Most recently Mozambique, Tanzania, Kenya and South Africa have been a hot topic with respect to massive LNG potential luring investors into exploring its coastal waters.
More recently at the 2013 OTC conference in Houston, the National Petroleum Institute of Mozambique (INP) together with Anadarko announced +65 TCF of natural gas reserves have already been confirmed in Area 1 Block, in total its offshore fields may hold as much as 250 TCF speculating that Mozambique will have the 3rd or 4th largest LNG reserves in the World. Anadarko & ENI hold the majority of the exploration rights. The potential positive economic impact for the country is substantial, with more than 20,000 potential jobs that can be created during the construction and operation phases. Initial plans for the Gas processing facilities in Palma, north of Pemba, include 4 trains with expected production capacity of around 20 MMTPA (~400,000 BOEPD) which may later be expanded to 14 trains (over 100 MMTPA). A massive marine terminal will be built expected to be almost 2 km in length in order to meet offloading capacity onto LNG tankers exporting the commodity globally.

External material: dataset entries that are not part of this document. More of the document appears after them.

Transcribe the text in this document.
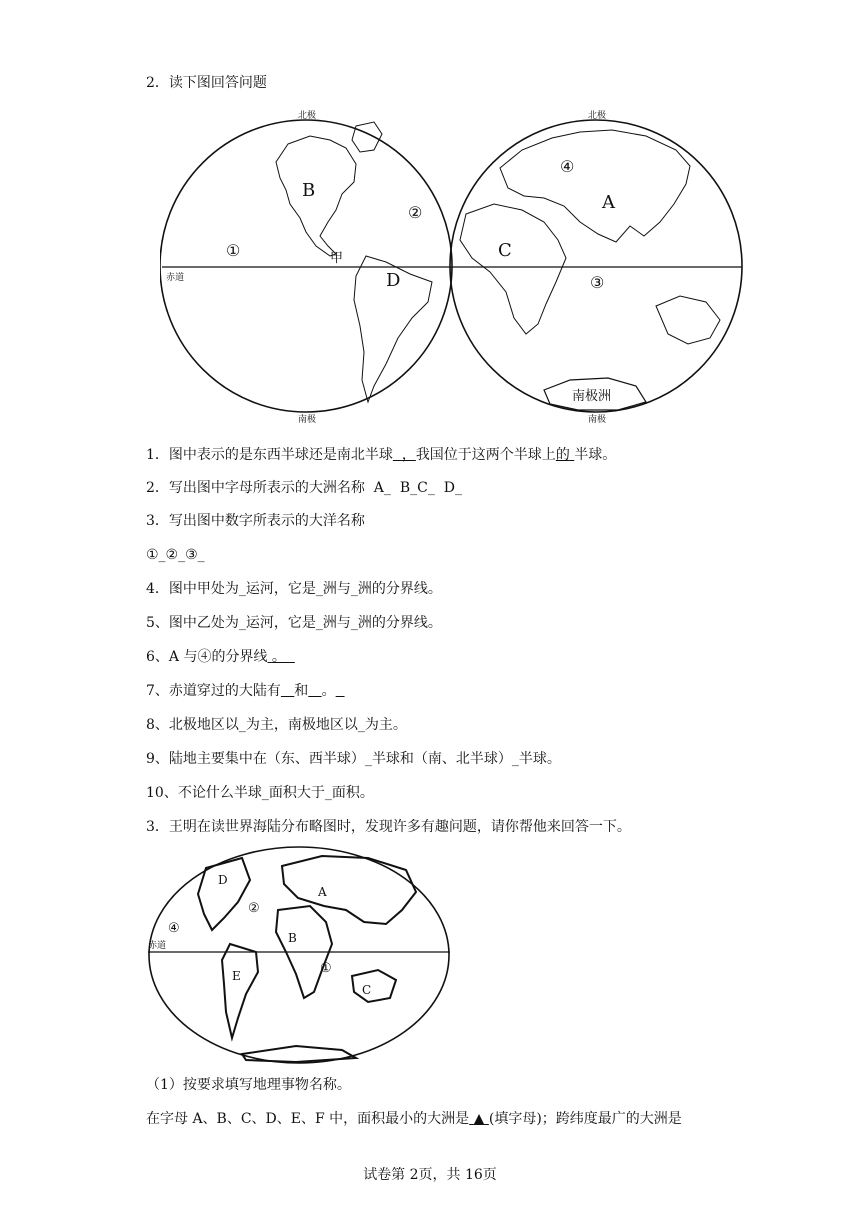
2．读下图回答问题
北极	北极
南极	南极
赤道
南极洲
B
D
C
A
①
②
③
④
甲
1．图中表示的是东西半球还是南北半球 ，我国位于这两个半球上的 半球。
2．写出图中字母所表示的大洲名称  A_  B_C_  D_
3．写出图中数字所表示的大洋名称
①_②_③_
4．图中甲处为_运河，它是_洲与_洲的分界线。
5、图中乙处为_运河，它是_洲与_洲的分界线。
6、A 与④的分界线 。
7、赤道穿过的大陆有 和 。
8、北极地区以_为主，南极地区以_为主。
9、陆地主要集中在（东、西半球）_半球和（南、北半球）_半球。
10、不论什么半球_面积大于_面积。
3．王明在读世界海陆分布略图时，发现许多有趣问题，请你帮他来回答一下。
赤道
D
A
B
E
C
①
②
④
（1）按要求填写地理事物名称。
在字母 A、B、C、D、E、F 中，面积最小的大洲是 ▲ (填字母)；跨纬度最广的大洲是
试卷第 2页，共 16页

Also in South Africa Anadarko, ExxonMobil and Shell are all actively exploring new opportunities – with Anadarko having acquired the rights to two massive blocks offshore located southwest of Cape Town. With its carbon-rich history, South Africa will soon neither be remembered for the source of the largest diamond in the world (The Cullinan or Star of Africa weighing over 3,100 Carat) nor for having a couple of the largest coal-fired power plants in the world supplying over 90% of the nation’s power demands. Instead South Africa, via its previously state owned Sasol, aims to become the world’s leading experts in synthetic fuels production with its gas-to-liquid (GTL) and coal-to-liquid (CTL) processing experience using the Fischer-Tropsch process. They already managed to successfully commercialise this in 1955 in order to meet South Africa’s petroleum demands. Its CTL Secunda plant can produce 160,000 barrels per day – supplying over 35% of the Nation’s transportation fuel requirements. With demand exceeding coal supply, Sasol is now looking to expand its access to LNG from Mozambique, already running an 865km pipeline, in order grow its local GTL capacity. It may also further diversify its downstream application of LNG, including power generation. With its sights set on the global market, Sasol is planning to build the second largest 11-14 billion USD GTL plant in the world in Louisiana – capable of producing 96,000 barrels of fuel a day.
To the southwest of the African continent HRT recently drilled to a depth of over 5km offshore Namibia discovering oil although not at commercial volumes as yet. Tullow Oil will operate the Kudu field offshore Namibia at a depth of only 170m aiming to supply a gas-to-power project currently expected to start FEED later this year.
Altogether the coastal waters of Southern African coastlines hold much promise – although a combination of political stability and substantial foreign investments will hold key to successfully commercialising Exploration and Production activities, much needed in order to accelerate local economic development through the generation of jobs and revenue in Africa.